Specyfika urządzeń peryferyjnych: waga etykietująca
Dla tych, którzy rozpoczynają pracę z technologiami sprzedaży, cenna może okazać się wiadomość, że nie sprowadzają się one jedynie do obowiązkowych kas bądź drukarek fiskalnych. Istnieje też cała masa urządzeń peryferyjnych, takich jak czytniki kodów kreskowych lub wagi elektroniczne. Co więcej, każda z tych grup charakteryzuje się mnogością różnorodnych rozwiązań konstrukcyjnych oraz funkcjonalnych. I właśnie dobrze obrazuje to drugi z wymienionych rodzajów technologii, a konkretnie pewien należący do niego przypadek.
Choć nieustannie powstają kolejne, coraz nowocześniejsze kasy fiskalne oraz istnieją przedsiębiorstwa, w których ich obecność w zupełności wystarcza, to jednak raczej rzadko się zdarza, by dana firma nie dysponowała żadnymi, dodatkowymi urządzeniami peryferyjnymi. W jednych sytuacjach stanowią one komfortowe uzupełnienie stanowiska pracy, zaś w innych – wręcz niezbędne narzędzie, umożliwiające zarządzanie sprzedażą albo obsługę klientów. Niektóre działalności wymagają nawet dość szczególnych, sprecyzowanych rozwiązań – takich jak choćby waga etykietująca. Czym konkretnie się charakteryzuje ta technologia? I w jakich środowiskach biznesowych zazwyczaj jest wykorzystywana?
Wyjątkowa przedstawicielka wag elektronicznych
Na rynku technologii sprzedaży dostępne są naprawdę rozmaite wagi elektronicznej. Potrafią być odmienne pod każdym względem: począwszy na konstrukcji, a na funkcjonalności skończywszy. Oczywiście, rozwiązania te mają na celu odpowiedzenie na indywidualne potrzeby poszczególnych branż czy też działalności handlowo-usługowych. Nierzadko też na przeznaczenie danej wagi zwraca uwagę jej wielkość oraz budowa. Przykładowo, większe urządzenia częściej wykorzystywane są w hurtowniach i magazynach, podczas gdy najmniejsze szalki ważące trafiają chociażby do punktów gastronomicznych. Pewne standardy potrafią być dla nich wspólne, gdy ich rola sprowadza się głównie do pomiaru masy towarów.

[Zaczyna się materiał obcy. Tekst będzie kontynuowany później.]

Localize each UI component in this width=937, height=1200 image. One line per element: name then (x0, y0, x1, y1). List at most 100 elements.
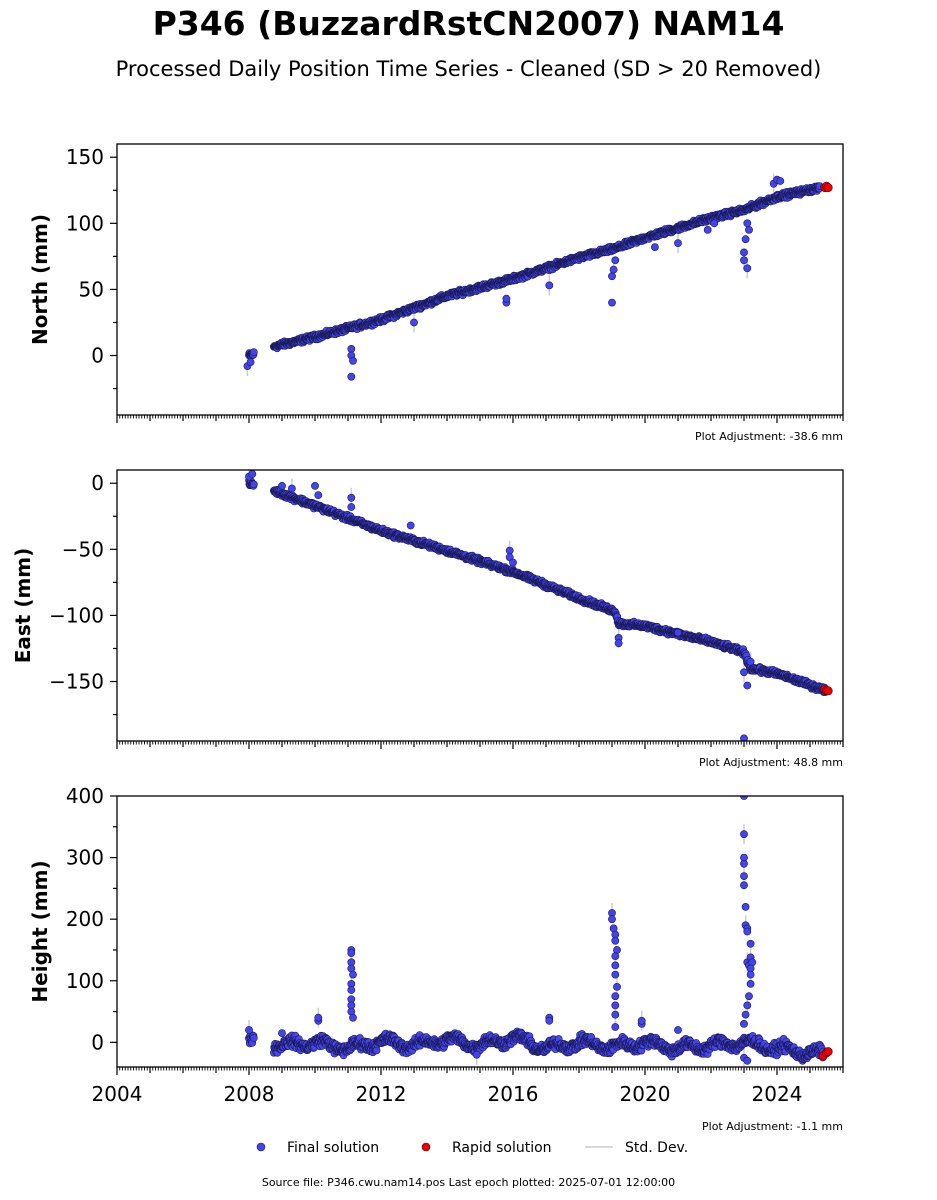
height-final-point (611, 1010, 620, 1019)
height-final-point (611, 1023, 620, 1031)
height-final-point (613, 983, 621, 991)
height-final-point (611, 1001, 620, 1010)
north-final-point (743, 264, 752, 273)
height-final-point (611, 961, 620, 970)
east-final-point (746, 657, 755, 666)
north-final-point (347, 372, 356, 381)
north-rapid-point (823, 183, 833, 193)
height-final-point (349, 970, 357, 979)
east-final-point (743, 681, 752, 690)
height-final-point (347, 986, 356, 994)
height-final-point (637, 1016, 646, 1025)
east-final-point (509, 558, 517, 567)
north-final-point (651, 243, 659, 251)
east-ytick-label: −150 (49, 670, 104, 694)
height-final-point (611, 992, 620, 1001)
east-final-point (314, 491, 323, 499)
height-final-point (349, 1013, 357, 1022)
east-final-point (278, 481, 286, 490)
height-final-point (740, 872, 748, 880)
east-ytick-label: 0 (91, 471, 104, 495)
north-ytick-label: 150 (66, 145, 104, 169)
east-final-point (287, 484, 296, 493)
north-final-point (609, 265, 618, 274)
height-final-point (608, 915, 616, 924)
height-final-point (743, 1056, 752, 1065)
north-plot-adjustment: Plot Adjustment: -38.6 mm (695, 430, 843, 443)
height-plot-area (245, 796, 833, 1067)
north-final-point (347, 344, 356, 353)
height-ytick-label: 300 (66, 846, 104, 870)
north-final-point (608, 272, 616, 281)
north-final-point (502, 294, 511, 303)
north-final-point (740, 256, 748, 265)
north-ytick-label: 50 (79, 277, 104, 301)
east-plot-area (245, 470, 833, 741)
height-final-point (746, 939, 755, 948)
east-final-point (347, 503, 356, 511)
north-final-point (410, 318, 418, 327)
north-final-point (710, 219, 719, 228)
east-final-point (740, 668, 748, 677)
height-final-point (314, 1013, 323, 1022)
height-final-point (746, 980, 755, 988)
height-rapid-point (823, 1047, 833, 1057)
height-final-point (611, 952, 620, 960)
north-final-point (745, 225, 753, 234)
north-final-point (741, 235, 750, 244)
north-final-point (611, 256, 620, 265)
east-ylabel: East (mm) (11, 548, 35, 664)
height-final-point (740, 859, 748, 868)
north-ytick-label: 100 (66, 211, 104, 235)
north-final-point (776, 177, 785, 185)
height-final-point (740, 881, 748, 890)
north-final-point (743, 219, 752, 228)
east-ytick-label: −100 (49, 603, 104, 627)
east-final-point (406, 521, 415, 530)
north-ytick-label: 0 (91, 344, 104, 368)
east-final-point (674, 628, 682, 637)
north-axes-frame (116, 143, 844, 416)
north-ylabel: North (mm) (28, 214, 52, 345)
height-ytick-label: 400 (66, 784, 104, 808)
height-final-point (249, 1034, 258, 1042)
north-final-point (740, 248, 748, 257)
east-final-point (248, 470, 257, 478)
height-final-point (745, 992, 753, 1001)
north-final-point (703, 225, 712, 234)
height-final-point (278, 1029, 286, 1037)
north-final-point (246, 358, 255, 366)
height-ytick-label: 200 (66, 907, 104, 931)
height-final-point (741, 903, 750, 911)
height-final-point (545, 1016, 554, 1025)
height-final-point (746, 970, 755, 979)
east-plot-adjustment: Plot Adjustment: 48.8 mm (699, 756, 843, 769)
east-final-point (505, 546, 514, 555)
east-final-point (249, 480, 258, 489)
north-final-point (608, 298, 616, 307)
height-final-point (611, 970, 620, 979)
north-final-point (349, 356, 357, 365)
east-rapid-point (823, 686, 833, 696)
north-final-point (674, 239, 682, 247)
height-axes-frame (116, 795, 844, 1068)
north-final-point (545, 281, 554, 290)
height-ytick-label: 100 (66, 969, 104, 993)
chart-subtitle: Processed Daily Position Time Series - C… (115, 57, 822, 81)
height-ytick-label: 0 (91, 1030, 104, 1054)
east-ytick-label: −50 (62, 537, 104, 561)
height-final-point (743, 927, 752, 936)
east-final-point (347, 493, 356, 502)
north-panel: 0 50 100 150 North (mm) Plot Adjustment: -38.… (28, 143, 844, 443)
north-final-point (249, 348, 258, 356)
east-axes-frame (116, 469, 844, 742)
height-final-point (472, 1050, 481, 1059)
east-final-point (311, 481, 319, 490)
height-final-point (741, 1010, 750, 1019)
height-final-point (740, 1020, 748, 1028)
height-final-point (245, 1026, 253, 1034)
north-plot-area (243, 173, 833, 381)
east-panel: 0 −50 −100 −150 East (mm) Plot Adjustment: 48… (11, 469, 844, 769)
height-final-point (743, 1001, 752, 1010)
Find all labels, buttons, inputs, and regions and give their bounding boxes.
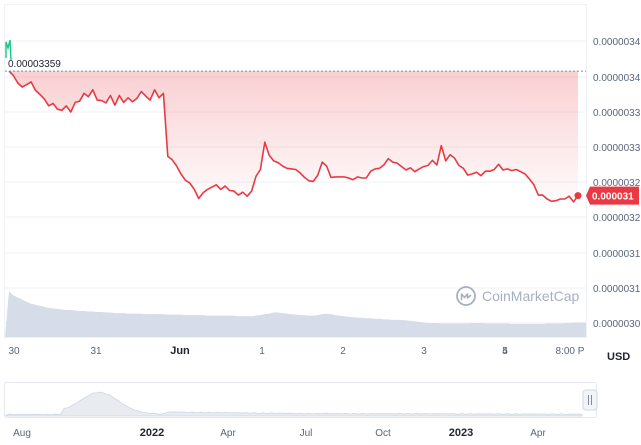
navigator-tick-label: Jul bbox=[300, 428, 313, 439]
range-navigator[interactable]: Aug 2022 Apr Jul Oct 2023 Apr bbox=[4, 382, 598, 440]
y-tick-label: 0.0000033 bbox=[593, 108, 641, 119]
navigator-history-area bbox=[5, 391, 583, 417]
navigator-tick-label: Apr bbox=[530, 428, 546, 439]
price-series-line bbox=[8, 70, 579, 203]
y-tick-label: 0.0000031 bbox=[593, 284, 641, 295]
price-area-fill bbox=[9, 71, 578, 202]
current-price-label: 0.000031 bbox=[592, 192, 634, 203]
navigator-handle[interactable] bbox=[582, 389, 598, 411]
current-price-dot bbox=[574, 192, 582, 200]
navigator-tick-label: Oct bbox=[375, 428, 391, 439]
navigator-tick-label: 2022 bbox=[140, 427, 164, 439]
y-tick-label: 0.0000031 bbox=[593, 249, 641, 260]
x-tick-label: 4 bbox=[502, 346, 508, 357]
x-tick-label: 1 bbox=[259, 346, 265, 357]
plot-frame bbox=[4, 4, 587, 338]
navigator-tick-label: Aug bbox=[13, 428, 31, 439]
y-tick-label: 0.0000034 bbox=[593, 73, 641, 84]
y-tick-label: 0.0000033 bbox=[593, 143, 641, 154]
x-axis: 30 31 Jun 1 2 3 45 8:00 P bbox=[8, 345, 584, 357]
coinmarketcap-logo-icon bbox=[456, 286, 476, 306]
watermark-text: CoinMarketCap bbox=[482, 288, 579, 304]
x-tick-label: Jun bbox=[170, 345, 190, 357]
start-marker-line bbox=[5, 39, 12, 61]
x-tick-label: 5 bbox=[502, 346, 508, 357]
y-tick-label: 0.0000032 bbox=[593, 213, 641, 224]
x-tick-label: 31 bbox=[90, 346, 102, 357]
price-line bbox=[8, 70, 579, 203]
x-tick-label: 8:00 P bbox=[556, 346, 585, 357]
navigator-tick-label: Apr bbox=[220, 428, 236, 439]
navigator-x-axis: Aug 2022 Apr Jul Oct 2023 Apr bbox=[13, 427, 546, 439]
x-tick-label: 30 bbox=[8, 346, 20, 357]
volume-area bbox=[5, 291, 586, 337]
navigator-handle-grip[interactable] bbox=[582, 389, 598, 411]
y-tick-label: 0.0000030 bbox=[593, 319, 641, 330]
coinmarketcap-watermark: CoinMarketCap bbox=[456, 286, 579, 306]
y-tick-label: 0.0000032 bbox=[593, 178, 641, 189]
x-tick-label: 3 bbox=[421, 346, 427, 357]
navigator-tick-label: 2023 bbox=[449, 427, 473, 439]
currency-label: USD bbox=[607, 351, 630, 363]
start-marker bbox=[5, 39, 12, 61]
current-price-tag-bg bbox=[586, 186, 639, 205]
navigator-area bbox=[5, 391, 583, 417]
price-area bbox=[9, 71, 578, 202]
current-price-tag: 0.000031 bbox=[586, 186, 639, 205]
y-tick-label: 0.0000034 bbox=[593, 37, 641, 48]
volume-bars bbox=[5, 291, 586, 337]
start-price-label: 0.00003359 bbox=[8, 59, 61, 70]
y-axis: 0.0000034 0.0000034 0.0000033 0.0000033 0.00… bbox=[593, 37, 641, 330]
x-tick-label: 2 bbox=[340, 346, 346, 357]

Wygląda to nieco inaczej, gdy urządzenie peryferyjne zyskuje kolejne role do spełnienia. Waga etykietująca, jak sama nazwa wskazuje, została wyposażona we własny mechanizm drukujący, umożliwiający emitowanie samoprzylepnych, wcześniej skonfigurowanych etykiet. W parze z tym rozwiązaniem idzie też inne, charakterystyczne dla kas rejestrujących. A mianowicie, waga etykietująca dysponuje własną bazą PLU o konkretnej liczbie pozycji towarowych do zaprogramowania. Towarzyszące jej akcesoria to często klawiatury, umożliwiające wybór konkretnego rodzaju produktu (bądź nawet ekrany dotykowe) oraz wyświetlacze.
Gdzie sprawdzają się wagi etykietujące?
Z pewnością opisywane urządzenie peryferyjne może dostarczyć ciekawych rozwiązań niejednemu przedsiębiorstwu. Najczęściej jednak wagi etykietujące trafiają do super- i hipermarketów. Ale nie do boksów kasowych sprzedawców, tylko… na stanowiska samoobsługowe, ulokowane w działach z towarami sprzedawanymi na wagę. Wszystko za sprawą konkretnie przemyślanego procesu transakcji. Klient sam decyduje, w jakiej ilości pobierze konkretny towar. Sam też może zorientować się przed płatnością, ile wyniesie go ten zakup. Wystarczy, że położy własnoręcznie „zapakowany” towar na wadze i sprawdzi wyświetlane informacje. Jeśli wszystko jest w porządku, wybiera odpowiednią pozycję na klawiaturze, a następnie przykleja do samodzielnie zapakowanego produktu wyemitowaną przez urządzenie etykietę. Zawiera ona najważniejsze informacje, takie jak nazwa towaru, cena za 1 kilogram, odmierzona ilość oraz kwota należna. Wszystkie dane zebrane są też na wydruku w postaci kodu kreskowego, który w łatwy sposób można zeskanować w kasie, podobnie jak inne, paczkowane produkty. To w znacznym stopniu przyspiesza przebieg transakcji w punktach handlowych o dużym natężeniu ruchu, a także pozostawia klientowi więcej swobody w zakresie wyboru i zakupu konkretnej ilości danych towarów.